There are other computations and such that take place within the global function, but these are the guts of it. Execution time for the device code is around 12 seconds. If I hardcode mappedValue, execution time drops to 1.5 seconds. If I then hardcode offset, execution time remains about the same. That last 1.5 seconds is stuck performing the write.

The array lookups are doing that unfortunate thing where there’s striding going on and we can’t take advantage of the pages of memory being retrieved. The offsetArray performance isn’t bad since the memory we’re accessing is mostly contiguous and likely getting pulled from L1 Cache with 100% utilization. I’ve tried flattening the dimensions to having the block.x be 256 and performance changes seem negligible.

I don’t think it’s worth doing any porting to shared memory for this as it’ll render my code very, very difficult to read as it’ll change the way that I’m scanning the arrays and require shuffling between device calls on the CPU.
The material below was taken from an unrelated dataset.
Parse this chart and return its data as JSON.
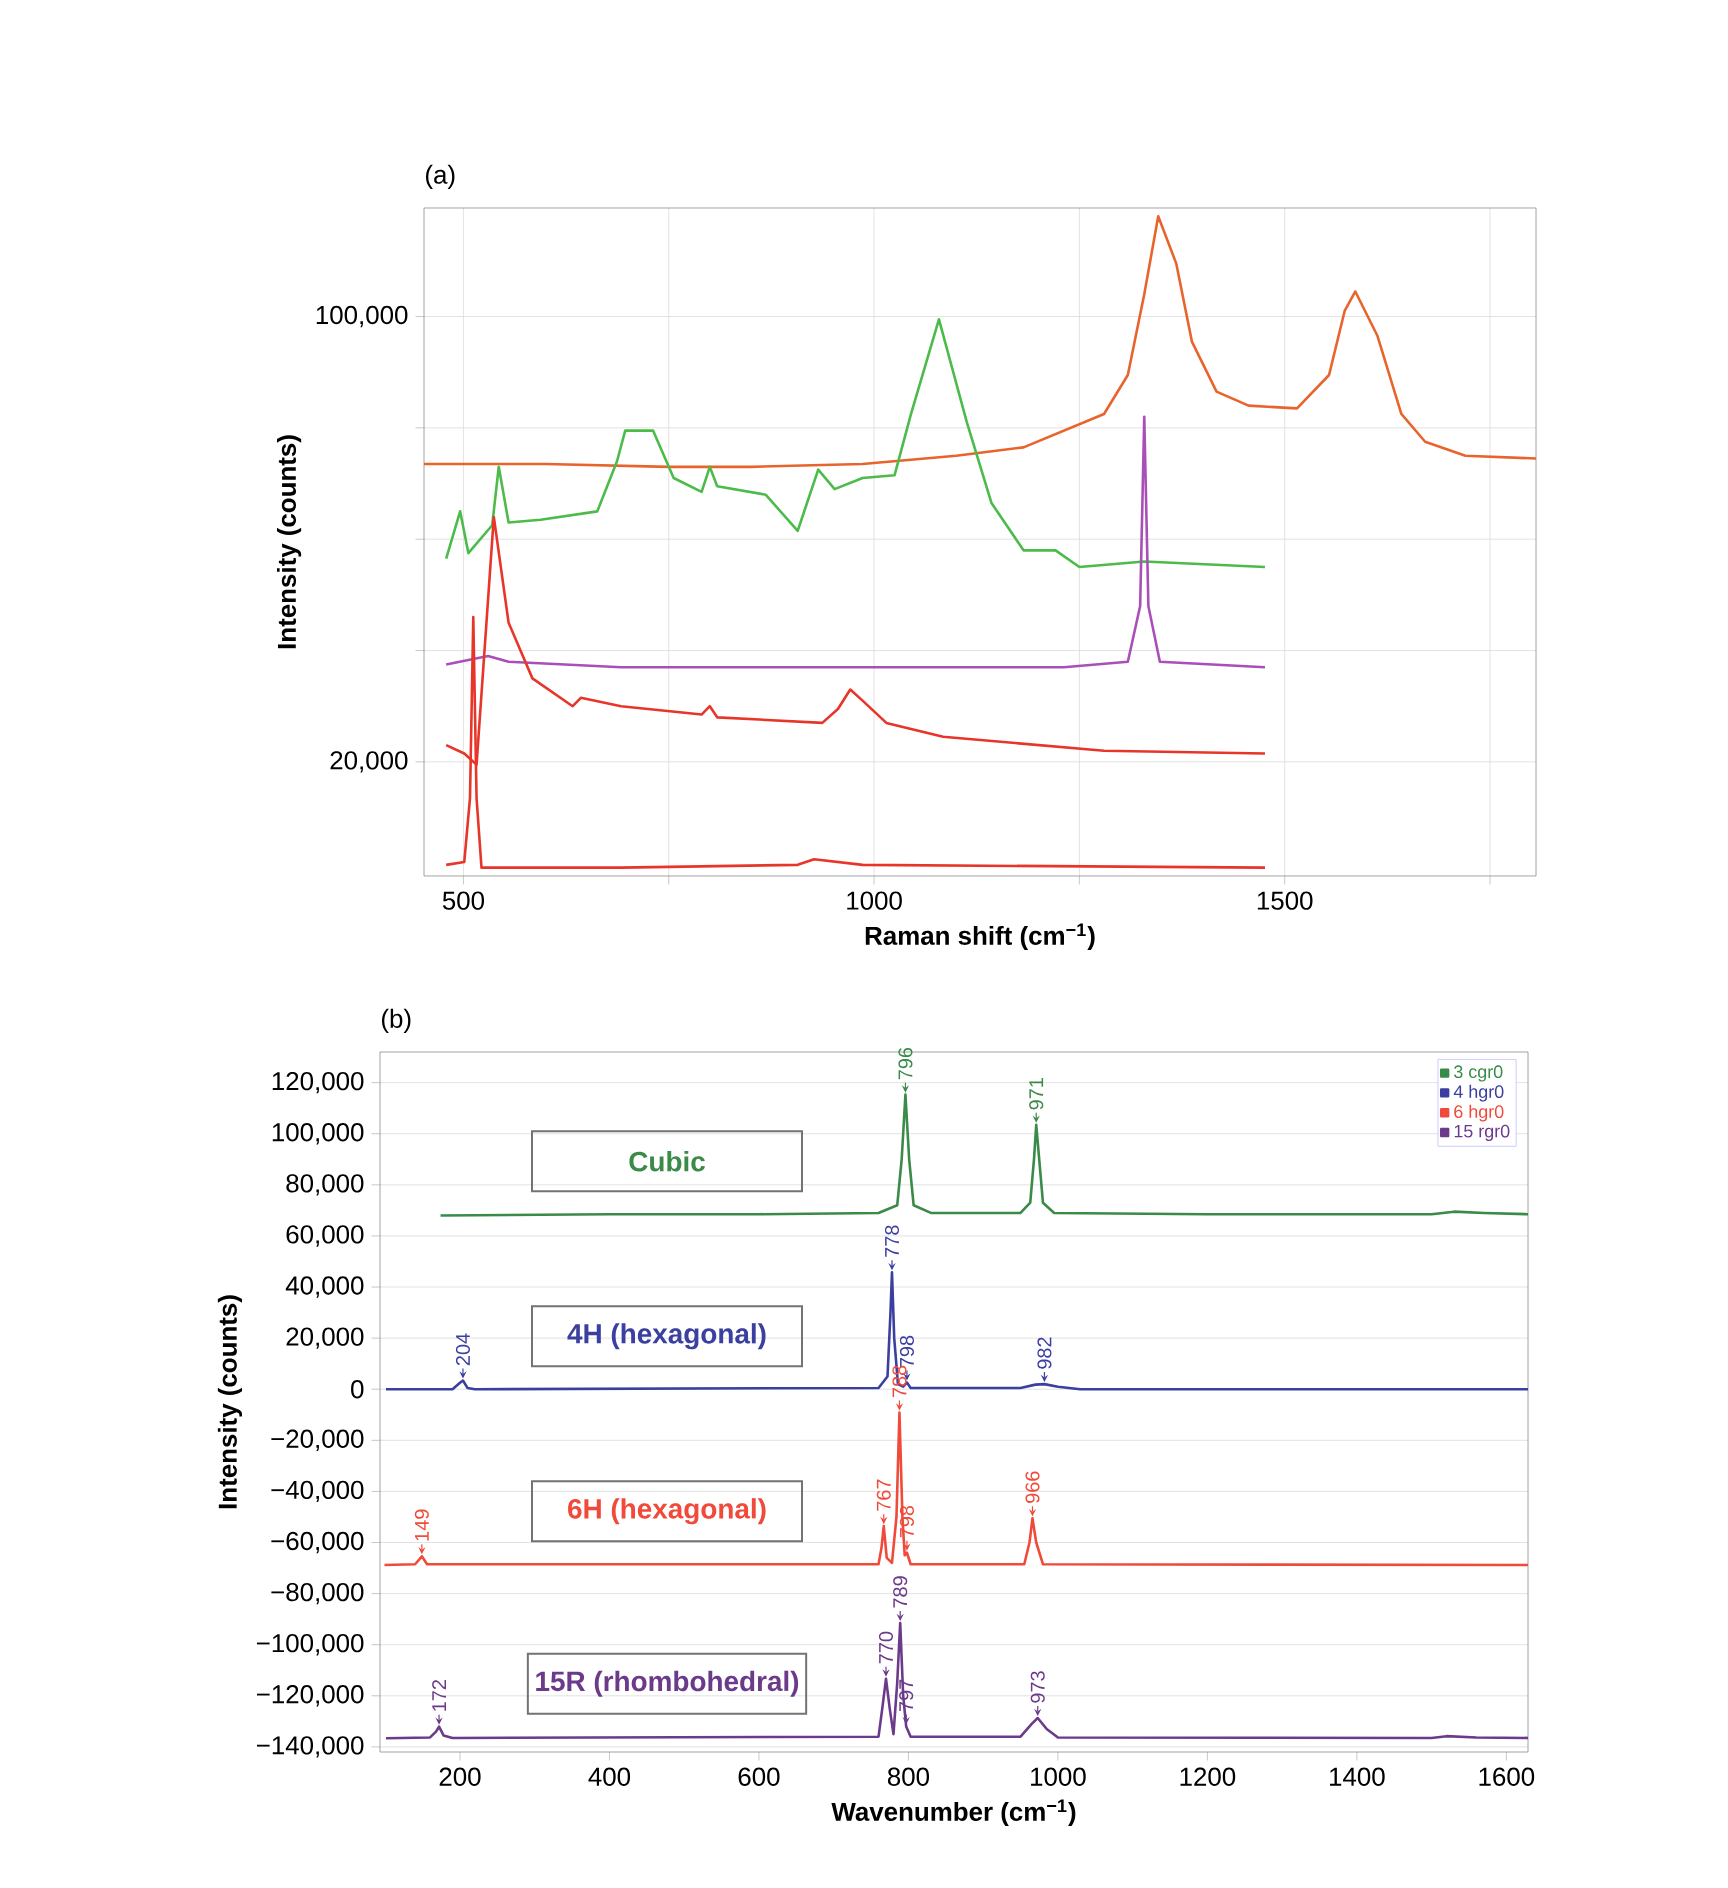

I have also tried setting up arrays to exploit asynchronous prefetching, but I’m wondering if there are special ways of needing to code this to exploit the feature as I’m not seeing any performance improvements.

#define PREFETCH_SIZE 8

__global__ void MapValues(uint32_t *offsetArray, uint32_t *mappingArray, uint32_t *destinationArray)
{
    unsigned x = blockDim.x*blockIdx.x+threadIdx.x;
    unsigned y = blockDim.y*blockIdx.y+threadIdx.y;

    uint32_t offsets[PREFETCH_SIZE];
    uint32_t mappedValues[PREFETCH_SIZE];

    for (int i = 0; i < PREFETCH_SIZE; i++)
    {
        offsets[i] = offsetArray[(y+i)*WIDTH+x];
    }

for (int i = 0; i < PREFETCH_SIZE; i++)
    {
        mappedValues[i] = mappingArray[(y+i)*WIDTH*DEPTH+x*DEPTH+offsets[i]];
    }

    for (int i = 0; i < PREFETCH_SIZE; i++)
    {
        destinationArray[(y+i)*WIDTH+x] = mappedValues[i];
    }
}

The above code is based on this example, but perhaps using the array address is busting the performance boost I’d expect from the parallel loading.

temp = array[0];
for (i = 0; i < N-1; i++) {
    temp2 = array[i+1];
    sum += temp;
    temp = temp2;
}
sum += temp;

Any tips are appreciated. This runs about 10x the speed of the best optimization I could do on my i7 desktop, but my full computation still takes many hours to run and I think I’m leaving a lot of performance on the table with how I’m handling memory operations. I’m hoping that maybe it’s possible to directly move large chunks of data into faster cache memory and access that directly, or maybe there’s something really stupid that I’m doing that’s creating this bottleneck.